The Premortem

I regularly teach courses on economic development and complex humanitarian emergencies, and I often employ a case study approach. When students examine past events, it is easy for them — and for me — to fall victim to hindsight bias. We assume that the prospects for failure should have been just as evident in the past when decisions were made as they are to us when we are evaluating those decisions in the present.

Even if teachers take hindsight bias into account when explaining to students why incorrect answers are incorrect, we often see students making the same mistakes over and over again.

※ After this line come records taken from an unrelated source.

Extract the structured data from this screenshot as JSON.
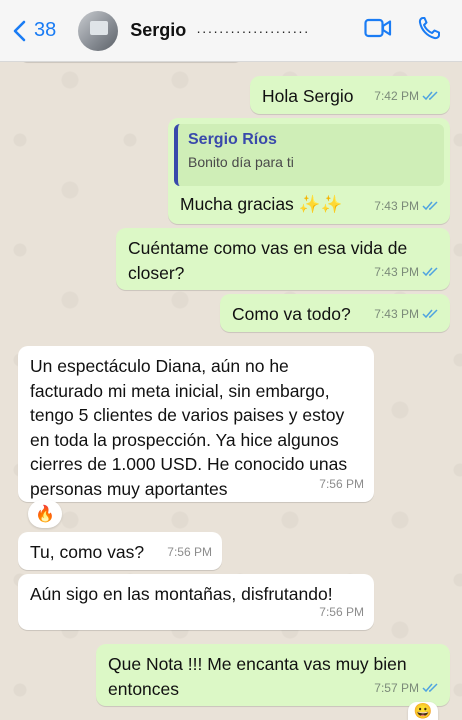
{
  "header": {
    "back_count": "38",
    "contact_name": "Sergio",
    "contact_obscured": "····················"
  },
  "messages": [
    {
      "id": "m1",
      "direction": "out",
      "text": "Hola Sergio",
      "time": "7:42 PM"
    },
    {
      "id": "m2",
      "direction": "out",
      "quote_name": "Sergio Ríos",
      "quote_text": "Bonito día para ti",
      "text": "Mucha gracias ✨✨",
      "time": "7:43 PM"
    },
    {
      "id": "m3",
      "direction": "out",
      "text": "Cuéntame como vas en esa vida de closer?",
      "time": "7:43 PM"
    },
    {
      "id": "m4",
      "direction": "out",
      "text": "Como va todo?",
      "time": "7:43 PM"
    },
    {
      "id": "m5",
      "direction": "in",
      "text": "Un espectáculo Diana, aún no he facturado mi meta inicial, sin embargo, tengo 5 clientes de varios paises y estoy en toda la prospección. Ya hice algunos cierres de 1.000 USD. He conocido unas personas muy aportantes",
      "time": "7:56 PM",
      "reaction": "🔥"
    },
    {
      "id": "m6",
      "direction": "in",
      "text": "Tu, como vas?",
      "time": "7:56 PM"
    },
    {
      "id": "m7",
      "direction": "in",
      "text": "Aún sigo en las montañas, disfrutando!",
      "time": "7:56 PM"
    },
    {
      "id": "m8",
      "direction": "out",
      "text": "Que Nota !!! Me encanta vas muy bien entonces",
      "time": "7:57 PM",
      "reaction": "😀"
    }
  ],
  "colors": {
    "outgoing_bubble": "#dcf8c6",
    "incoming_bubble": "#ffffff",
    "accent": "#1a7cf4",
    "read_ticks": "#4fa3e0"
  }
}
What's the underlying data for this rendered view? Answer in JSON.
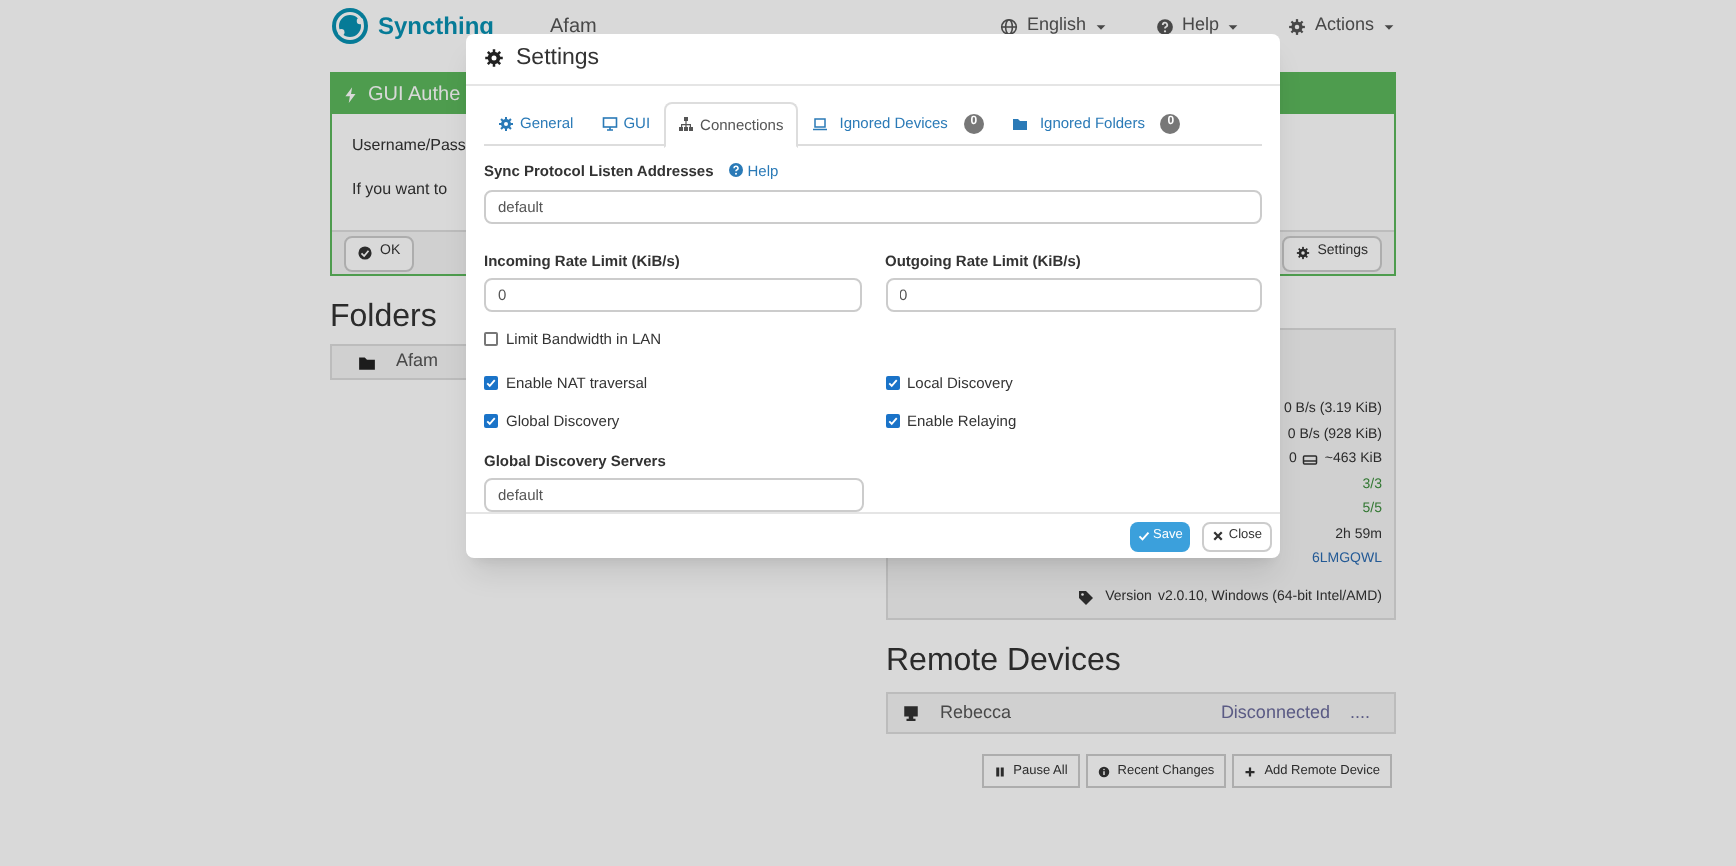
{
  "navbar": {
    "brand": "Syncthing",
    "device_name": "Afam",
    "menus": [
      {
        "label": "English"
      },
      {
        "label": "Help"
      },
      {
        "label": "Actions"
      }
    ]
  },
  "notice": {
    "title": "GUI Authe",
    "lines": [
      "Username/Pass",
      "If you want to"
    ],
    "buttons": [
      "OK",
      "Settings"
    ]
  },
  "folders": {
    "heading": "Folders",
    "items": [
      {
        "name": "Afam"
      }
    ]
  },
  "this_device": {
    "rows": [
      {
        "kind": "plain",
        "value": "0 B/s (3.19 KiB)"
      },
      {
        "kind": "plain",
        "value": "0 B/s (928 KiB)"
      },
      {
        "kind": "disk",
        "prefix": "0",
        "value": "~463 KiB"
      },
      {
        "kind": "good",
        "value": "3/3"
      },
      {
        "kind": "good",
        "value": "5/5"
      },
      {
        "kind": "plain",
        "value": "2h 59m"
      },
      {
        "kind": "link",
        "value": "6LMGQWL"
      },
      {
        "kind": "labeled",
        "label": "Version",
        "value": "v2.0.10, Windows (64-bit Intel/AMD)"
      }
    ]
  },
  "remote_devices": {
    "heading": "Remote Devices",
    "items": [
      {
        "name": "Rebecca",
        "status": "Disconnected",
        "extra": "...."
      }
    ],
    "buttons": [
      "Pause All",
      "Recent Changes",
      "Add Remote Device"
    ]
  },
  "modal": {
    "title": "Settings",
    "tabs": [
      {
        "label": "General",
        "selected": false
      },
      {
        "label": "GUI",
        "selected": false
      },
      {
        "label": "Connections",
        "selected": true
      },
      {
        "label": "Ignored Devices",
        "selected": false,
        "count": "0"
      },
      {
        "label": "Ignored Folders",
        "selected": false,
        "count": "0"
      }
    ],
    "listen": {
      "label": "Sync Protocol Listen Addresses",
      "help": "Help",
      "value": "default"
    },
    "rate_limits": [
      {
        "label": "Incoming Rate Limit (KiB/s)",
        "value": "0"
      },
      {
        "label": "Outgoing Rate Limit (KiB/s)",
        "value": "0"
      }
    ],
    "option_rows": [
      [
        {
          "label": "Limit Bandwidth in LAN",
          "checked": false
        }
      ],
      [
        {
          "label": "Enable NAT traversal",
          "checked": true
        },
        {
          "label": "Local Discovery",
          "checked": true
        }
      ],
      [
        {
          "label": "Global Discovery",
          "checked": true
        },
        {
          "label": "Enable Relaying",
          "checked": true
        }
      ]
    ],
    "discovery_servers": {
      "label": "Global Discovery Servers",
      "value": "default"
    },
    "buttons": [
      {
        "label": "Save",
        "kind": "primary"
      },
      {
        "label": "Close",
        "kind": "default"
      }
    ]
  }
}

In his book Thinking, Fast and Slow, Daniel Kahneman credits fellow psychologist Gary Klein with the idea for engaging in a premortem when making decisions. The premortem is a critique that is crowd-sourced on a very small scale. It can also be described as a quick and dirty outside review. Here’s how it works:

  • A person presents a proposed decision to a group of people who are knowledgeable about the subject matter.
  • The group is told “Imagine that we are a year into the future. We implemented the plan as it now exists. The outcome was a disaster. Please take 5 to 10 minutes to write a brief history of that disaster” (Kahneman, p. 264).

I can see this technique being applied to all sorts of assignments, especially proposals for thesis research or project design. Although many undergraduates don’t have field research or public policy experience, a classroom of students should be able to think of and write about a few ways that the best laid plans can go awry. Including experienced students as a panel of experts during the ensuing discussion  — for example, students who have already conducted thesis research while studying abroad  — might make the process work even better.

Googling

The importance of information literacy can be difficult for undergraduates to grasp. For most of them, all information is created equal and it comes from Google. Now Google is helping to educate students out of these habits. The website includes sample lesson plans and videos for instructors who want to integrate information  literacy training into face-to-face or online courses.

Instructors can also use A Google A Day to test students search skills — it’s fast, fun, but not necessarily easy.

Best Teaching Practices

Happy Easter holiday to all. The Easter Bunny in the form of our provost recently informed faculty about an an online guide to best teaching practices, published by the Office of Academic Affairs at the City University of New York. The document is also available as a PDF download at the same webpage.

The guide consists of recommendations broken down into three categories: presentation of materials, student assignment and testing, and strategies that students can use to enhance learning. Clicking on any single recommendation brings up a corresponding description of practices and relevant references. It’s all very user-friendly, concise, and practical.